Título: Planalto prepara regras para fugir de acusação de uso da máquina
Autor: Leonencio Nossa e Vera Rosa
Fonte: O Estado de São Paulo, 27/06/2006, Nacional, p. A4

Diante das críticas de uso da máquina na campanha à reeleição, o presidente Luiz Inácio Lula da Silva orientou a equipe jurídica da Casa Civil a elaborar uma portaria com regras de conduta para o Palácio do Planalto durante o processo eleitoral. A estratégia, discutida em reunião da coordenação política na manhã de ontem, é tentar mudar a imagem de um governo que estaria fazendo viagens e realizando eventos públicos só para ganhar o voto dos grotões.

Durante a reunião, ele encarregou os ministros da Justiça, Márcio Thomaz Bastos, e das Relações Institucionais, Tarso Genro, de procurar hoje o presidente do Tribunal Superior Eleitoral (TSE), ministro Marco Aurélio Mello, para demonstrar a disposição do governo em "colaborar" na fiscalização das eleições. Na semana passada, Marco Aurélio disse ser antiético, em ano eleitoral, os aumentos concedidos pelo governo a seis categorias de servidores.

A ordem de Lula aos ministros é buscar o diálogo com o Judiciário. Thomaz Bastos disse que o governo "não vai inventar" nada sobre a conduta do presidente na campanha eleitoral. "Já existem várias normas. Nossa idéia é consolidar tudo de maneira lógica e coordenada para que ninguém se perca num cipoal de leis nem faça trapalhadas", afirmou. O ministro observou ainda que as regras valem tanto para o presidente como para os servidores federais.

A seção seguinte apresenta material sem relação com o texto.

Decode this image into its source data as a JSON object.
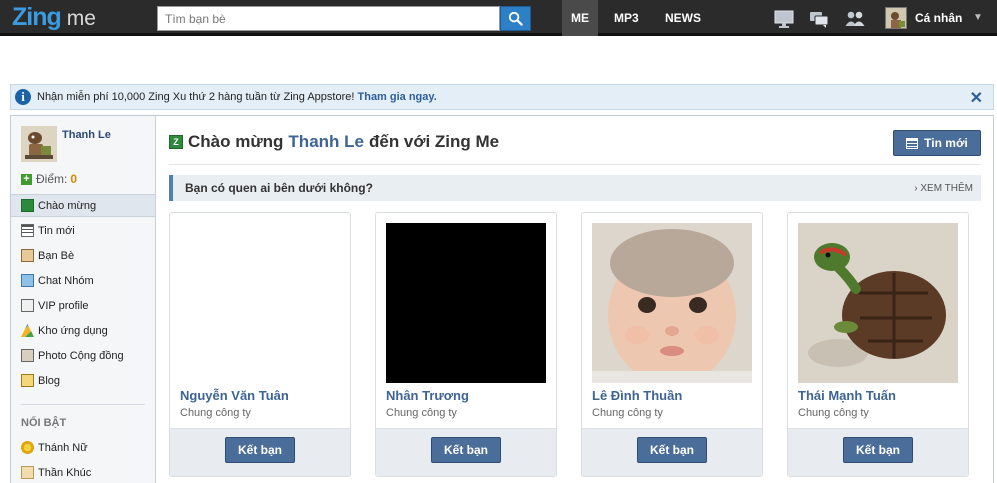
{
  "topbar": {
    "logo_text": "Zing",
    "logo_sub": "me",
    "search": {
      "placeholder": "Tìm bạn bè"
    },
    "tabs": [
      {
        "label": "ME",
        "active": true
      },
      {
        "label": "MP3",
        "active": false
      },
      {
        "label": "NEWS",
        "active": false
      }
    ],
    "user_menu_label": "Cá nhân"
  },
  "notice": {
    "text": "Nhận miễn phí 10,000 Zing Xu thứ 2 hàng tuần từ Zing Appstore! ",
    "link": "Tham gia ngay."
  },
  "sidebar": {
    "profile_name": "Thanh Le",
    "points_label": "Điểm:",
    "points_value": "0",
    "items": [
      {
        "label": "Chào mừng",
        "icon": "zing-icon",
        "active": true
      },
      {
        "label": "Tin mới",
        "icon": "newspaper-icon",
        "active": false
      },
      {
        "label": "Bạn Bè",
        "icon": "friends-icon",
        "active": false
      },
      {
        "label": "Chat Nhóm",
        "icon": "chat-icon",
        "active": false
      },
      {
        "label": "VIP profile",
        "icon": "vip-icon",
        "active": false
      },
      {
        "label": "Kho ứng dụng",
        "icon": "apps-icon",
        "active": false
      },
      {
        "label": "Photo Cộng đồng",
        "icon": "photo-icon",
        "active": false
      },
      {
        "label": "Blog",
        "icon": "blog-icon",
        "active": false
      }
    ],
    "featured_heading": "NỔI BẬT",
    "featured_items": [
      {
        "label": "Thánh Nữ",
        "icon": "flower-icon"
      },
      {
        "label": "Thần Khúc",
        "icon": "character-icon"
      }
    ]
  },
  "main": {
    "welcome_prefix": "Chào mừng",
    "welcome_name": "Thanh Le",
    "welcome_suffix": "đến với Zing Me",
    "news_button": "Tin mới",
    "suggest_question": "Bạn có quen ai bên dưới không?",
    "see_more": "XEM THÊM",
    "suggestions": [
      {
        "name": "Nguyễn Văn Tuân",
        "subtitle": "Chung công ty",
        "button": "Kết bạn",
        "photo": "blank"
      },
      {
        "name": "Nhân Trương",
        "subtitle": "Chung công ty",
        "button": "Kết bạn",
        "photo": "black"
      },
      {
        "name": "Lê Đình Thuần",
        "subtitle": "Chung công ty",
        "button": "Kết bạn",
        "photo": "baby"
      },
      {
        "name": "Thái Mạnh Tuấn",
        "subtitle": "Chung công ty",
        "button": "Kết bạn",
        "photo": "turtle"
      }
    ]
  },
  "colors": {
    "topbar": "#2b2b2b",
    "accent_blue": "#4a6d99",
    "link_blue": "#3d6494",
    "search_button": "#2d7fc6"
  }
}
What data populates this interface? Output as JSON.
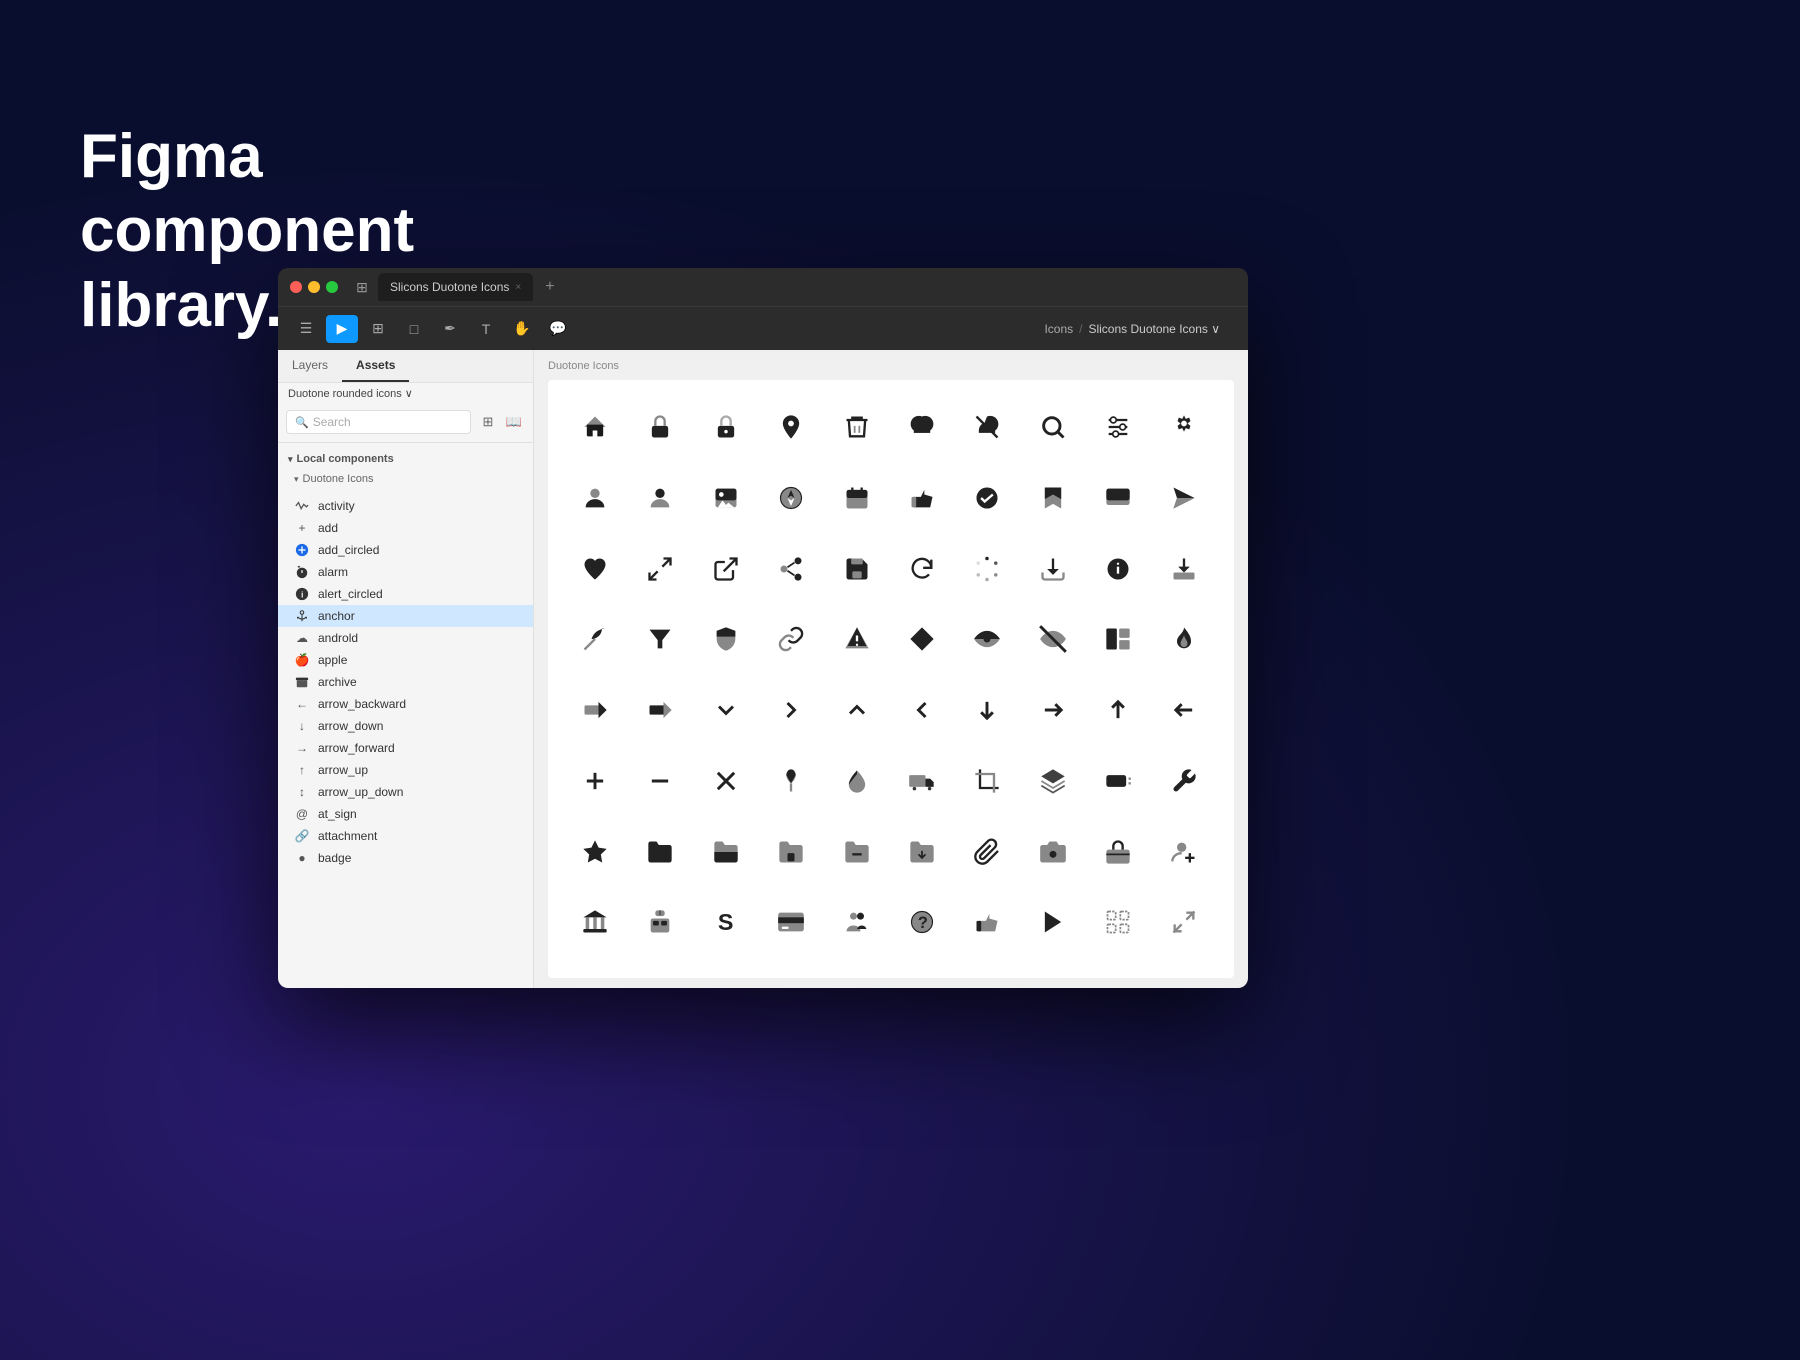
{
  "hero": {
    "title_line1": "Figma component",
    "title_line2": "library."
  },
  "figma": {
    "window_title": "Slicons Duotone Icons",
    "tab_label": "Slicons Duotone Icons",
    "tab_close": "×",
    "tab_add": "+",
    "breadcrumb_parent": "Icons",
    "breadcrumb_sep": "/",
    "breadcrumb_current": "Slicons Duotone Icons ∨",
    "sidebar_tabs": [
      "Layers",
      "Assets"
    ],
    "active_tab": "Assets",
    "dropdown_label": "Duotone rounded icons ∨",
    "search_placeholder": "Search",
    "section_local": "Local components",
    "section_duotone": "Duotone Icons",
    "canvas_label": "Duotone Icons",
    "components": [
      {
        "icon": "〜",
        "name": "activity"
      },
      {
        "icon": "+",
        "name": "add"
      },
      {
        "icon": "⊕",
        "name": "add_circled"
      },
      {
        "icon": "⏰",
        "name": "alarm"
      },
      {
        "icon": "ℹ",
        "name": "alert_circled"
      },
      {
        "icon": "⚓",
        "name": "anchor"
      },
      {
        "icon": "☁",
        "name": "androld"
      },
      {
        "icon": "🍎",
        "name": "apple"
      },
      {
        "icon": "📦",
        "name": "archive"
      },
      {
        "icon": "←",
        "name": "arrow_backward"
      },
      {
        "icon": "↓",
        "name": "arrow_down"
      },
      {
        "icon": "→",
        "name": "arrow_forward"
      },
      {
        "icon": "↑",
        "name": "arrow_up"
      },
      {
        "icon": "↕",
        "name": "arrow_up_down"
      },
      {
        "icon": "@",
        "name": "at_sign"
      },
      {
        "icon": "🔗",
        "name": "attachment"
      },
      {
        "icon": "●",
        "name": "badge"
      }
    ]
  }
}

Nos últimos meses, Lula tem ironizado os que criticam suas viagens pelo País. "Um homem público não precisa de época de eleição para fazer campanha. Ele faz campanha da hora em que acorda até a hora em que dorme, 365 dias por ano", disse o presidente em discurso em Parnaíba, no Piauí, em fevereiro. Agora, a visão do Planalto é de que não dá para fazer ironias e brincadeiras.

Questionado sobre as posições rígidas tomadas recentemente pelo presidente do TSE, Tarso foi diplomático. "O diálogo não é para fazer com que ele mude de idéia, mas, sim, para mostrar que temos respeito por suas decisões e, quando não concordarmos com elas, as instâncias do Judiciário vão resolver. A posição do governo não pode ser tomada como desacato à sua autoridade nem como crítica à sua visão", argumentou.

Candidato, Lula não pode mais participar de inaugurações e eventos da administração pública que possam ser considerados como propaganda. A orientação jurídica do Planalto é para que ele substitua inaugurações por viagens de "inspeção" de obras.

Especialistas em direito eleitoral, no entanto, avaliam que isso pode ser interpretado como abuso de poder político. Em situações desse tipo a Justiça Eleitoral pode abrir uma investigação. Se encontrar provas de que houve alguma burla à legislação, o político estará sujeito a penas como cassação do registro da candidatura e até mesmo inelegibilidade.

No caso do presidente, a Lei Eleitoral proíbe atos de campanha nos prédios da administração federal, como os Palácios da Alvorada e do Planalto. E a estrutura da Presidência não pode ser usada em benefício do candidato.

Efeitos da preocupação de Lula com as críticas ao uso da máquina já podem ser percebidos no dia-a-dia da Presidência. Ontem, a Radiobrás não divulgou o programa de rádio Café com o Presidente, usado por Lula para informar às camadas mais pobres da população sobre ações do governo.